Jean-Claude Juncker, président de la Commission européenne et Donald Trump, président des Etats-Unis, le 25 juillet 2018, à Washington. / SAUL LOEB / AFP

La démarche s’apparente à celle d’un vieux couple, soucieux de renouveler ses vœux quand le mariage bat de l’aile. Ce jeudi 25 juillet, un an jour pour jour après la trêve négociée à Washington, l’Union européenne a choisi d’encourager son partenaire à continuer la relation et de lui rappeler tendrement ses engagements. Une initiative d’une cinquantaine de pages qui porte le titre engageant de « Plus grand ensemble : réduire les milliards de dollars en tarifs industriels et stimuler le commerce transatlantique ».

Pourtant, en coulisse, le ton se veut réaliste : si des progrès ont été engrangés, ils ne l’ont pas été sur tous les fronts. Pire, ils pourraient être mis à mal si les Etats-Unis venaient à reprendre leur position agressive du printemps 2018, lorsqu’ils avaient choisi de taxer les exportations européennes d’acier et d’aluminium.

Toujours rien sur les biens industriels

La Commission européenne se sait dans une position délicate : les négociations commerciales sur l’élimination des droits de douane pesant sur les produits industriels, l’un des principaux volets de l’accord de Washington, n’ont toujours pas démarré en raison de désaccords sur la question de l’agriculture. La Commission prétend en effet que ce domaine a été explicitement exclu du champ des négociations dès 2018. Mais les partenaires américains, sous la pression du Congrès, insistent pour en discuter (y compris, de pesticides et d’OGM). En conséquence, même si chaque partie a adopté ses directives de négociation depuis la mi-avril, aucun « round » n’a encore eu lieu. Or, la réalisation des objectifs fixés dans la déclaration de Washington représente une sorte d’assurance pour les Européens : tant qu’on négocie, la situation ne se dégrade pas.

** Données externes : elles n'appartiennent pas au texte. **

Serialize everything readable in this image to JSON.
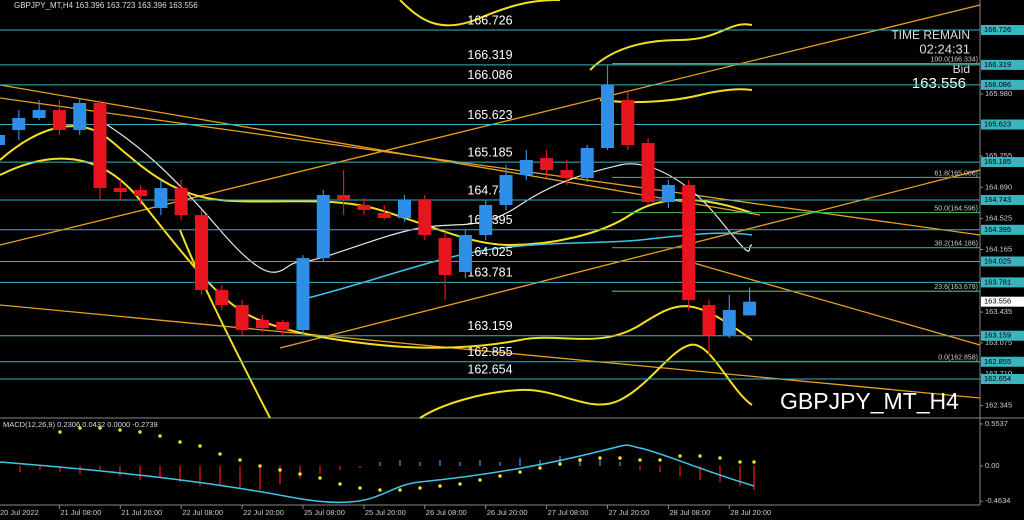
{
  "header": {
    "symbol_ohlc": "GBPJPY_MT,H4  163.396 163.723 163.396 163.556"
  },
  "chart_data": {
    "type": "candlestick",
    "categories": [
      "20 Jul 2022",
      null,
      null,
      "21 Jul 08:00",
      null,
      null,
      "21 Jul 20:00",
      null,
      null,
      "22 Jul 08:00",
      null,
      null,
      "22 Jul 20:00",
      null,
      null,
      "25 Jul 08:00",
      null,
      null,
      "25 Jul 20:00",
      null,
      null,
      "26 Jul 08:00",
      null,
      null,
      "26 Jul 20:00",
      null,
      null,
      "27 Jul 08:00",
      null,
      null,
      "27 Jul 20:00",
      null,
      null,
      "28 Jul 08:00",
      null,
      null,
      "28 Jul 20:00",
      null
    ],
    "open": [
      165.384,
      165.559,
      165.699,
      165.792,
      165.559,
      165.874,
      164.882,
      164.859,
      164.649,
      164.882,
      164.567,
      163.692,
      163.517,
      163.342,
      163.319,
      163.225,
      164.065,
      164.801,
      164.684,
      164.591,
      164.532,
      164.742,
      164.299,
      163.902,
      164.334,
      164.684,
      165.034,
      165.232,
      165.092,
      164.999,
      165.349,
      165.909,
      165.407,
      164.719,
      164.917,
      163.517,
      163.167,
      163.396
    ],
    "high": [
      165.559,
      165.792,
      165.909,
      165.909,
      165.932,
      165.909,
      164.976,
      164.917,
      164.976,
      164.976,
      164.626,
      163.75,
      163.575,
      163.4,
      163.342,
      164.1,
      164.859,
      165.092,
      164.766,
      164.684,
      164.801,
      164.801,
      164.369,
      164.392,
      164.742,
      165.151,
      165.326,
      165.326,
      165.209,
      165.384,
      166.318,
      166.026,
      165.466,
      164.976,
      164.976,
      163.575,
      163.634,
      163.723
    ],
    "low": [
      165.326,
      165.442,
      165.676,
      165.501,
      165.501,
      164.742,
      164.742,
      164.684,
      164.567,
      164.509,
      163.634,
      163.459,
      163.167,
      163.202,
      163.167,
      163.167,
      164.019,
      164.567,
      164.567,
      164.509,
      164.486,
      164.275,
      163.575,
      163.832,
      164.275,
      164.626,
      164.976,
      164.999,
      164.917,
      164.952,
      165.326,
      165.326,
      164.684,
      164.649,
      163.459,
      162.934,
      163.132,
      163.396
    ],
    "close": [
      165.501,
      165.699,
      165.792,
      165.559,
      165.874,
      164.882,
      164.836,
      164.789,
      164.882,
      164.567,
      163.692,
      163.517,
      163.225,
      163.249,
      163.225,
      164.065,
      164.801,
      164.742,
      164.626,
      164.532,
      164.742,
      164.334,
      163.867,
      164.334,
      164.684,
      165.034,
      165.209,
      165.092,
      164.999,
      165.349,
      166.084,
      165.384,
      164.719,
      164.917,
      163.575,
      163.167,
      163.459,
      163.556
    ],
    "up_color": "#2f8fe8",
    "down_color": "#e8141e",
    "ylim": [
      162.199,
      167.076
    ],
    "yticks": [
      {
        "value": 165.98,
        "label": "165.980"
      },
      165.255,
      {
        "value": 164.89,
        "label": "164.890"
      },
      164.525,
      164.165,
      163.435,
      163.075,
      {
        "value": 162.71,
        "label": "162.710"
      },
      162.345
    ],
    "levels": [
      166.726,
      166.319,
      166.086,
      165.623,
      165.185,
      164.743,
      164.395,
      164.025,
      163.781,
      163.159,
      162.855,
      162.654
    ],
    "level_color": "#3ab5c0",
    "fib_levels": [
      {
        "value": 166.334,
        "label": "100.0(166.334)"
      },
      {
        "value": 165.006,
        "label": "61.8(165.006)"
      },
      {
        "value": 164.596,
        "label": "50.0(164.596)"
      },
      {
        "value": 164.186,
        "label": "38.2(164.186)"
      },
      {
        "value": 163.678,
        "label": "23.6(163.678)"
      },
      {
        "value": 162.858,
        "label": "0.0(162.858)"
      }
    ],
    "fib_color": "#3cb043",
    "time_remain_label": "TIME REMAIN",
    "time_remain": "02:24:31",
    "bid_label": "Bid",
    "bid": 163.556,
    "watermark": "GBPJPY_MT_H4"
  },
  "macd": {
    "label": "MACD(12,26,9) 0.2306 0.0432 0.0000 -0.2739",
    "ylim": [
      -0.513,
      0.619
    ],
    "yticks": [
      0.5537,
      {
        "value": 0,
        "label": "0.00"
      },
      -0.4634
    ]
  }
}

Le spectre de droits de douanes supplémentaires

Toutefois, Donald Trump n’a toujours pas retiré sa menace d’imposer des droits de douanes supplémentaires sur les importations de voitures européennes et de pièces détachées. Tout juste a-t-il décidé, au printemps dernier, de reporter sa décision à la mi-novembre. « L’idée même que les voitures européennes puissent constituer une menace pour la sécurité nationale des Etats-Unis est absurde », avait commenté, en début de semaine, la commissaire au commerce Cécilia Malmström, indiquant qu’elle se tenait prête à réagir et à taxer, en représailles, pour 35 milliards d’euros de produits américains.

Ce jeudi, lors de la présentation du rapport de progrès, une source de la Commission européenne a même été plus loin en indiquant que si les Etats-Unis imposaient de nouvelles mesures sur l’automobile, cela pourrait mettre à mal tous les progrès engrangés jusqu’ici sur les autres volets de discussion. « Ce serait une décision peu judicieuse au regard de l’agenda positif que nous avons mis en place », a-t-elle poursuivi. Elle a également reconnu que le litige porté devant l’Organisation mondiale du commerce (OMC), il y a quinze ans, sur les subventions accordées à Airbus et Boeing n’arrangeaient pas les choses. Ce litige, qui suit pour l’instant la procédure légale, devrait connaître un premier dénouement cet été avec la décision des arbitres de l’OMC sur le montant du préjudice subi du côté américain, puis début 2020, côté européen. Une décision qui devrait ouvrir la voie à des nouvelles taxes, si aucune solution négociée n’est trouvée d’ici là.

Le mantra : rester positif et attendre

Pour cet anniversaire en demi-teinte, la Commission européenne a donc choisi, aussi, de souligner les progrès déjà amassés, comme sur les mesures censées faciliter les tests de conformité des produits exportés où un premier texte devrait voir le jour en septembre. Et d’insister sur le besoin de s’unir face à la Chine pour introduire « davantage de discipline ». Mais elle a démenti vouloir retarder les discussions pour profiter de l’effet des présidentielles américaines de novembre 2020, comme suggéré par Bloomberg. Plus tôt dans la semaine, l’agence de presse financière avait laissé entendre que c’était une option envisagée dans l’espoir que Donald Trump ne prendrait pas le risque de perdre les voix des électeurs contrariés par les mesures de représailles européennes. Si la Commission européenne dément cette stratégie, elle ne dit pas comment elle compte débloquer les négociations commerciales sur les produits industriels. Et ce, sans régler la question de l’enfant illégitime, l’agriculture.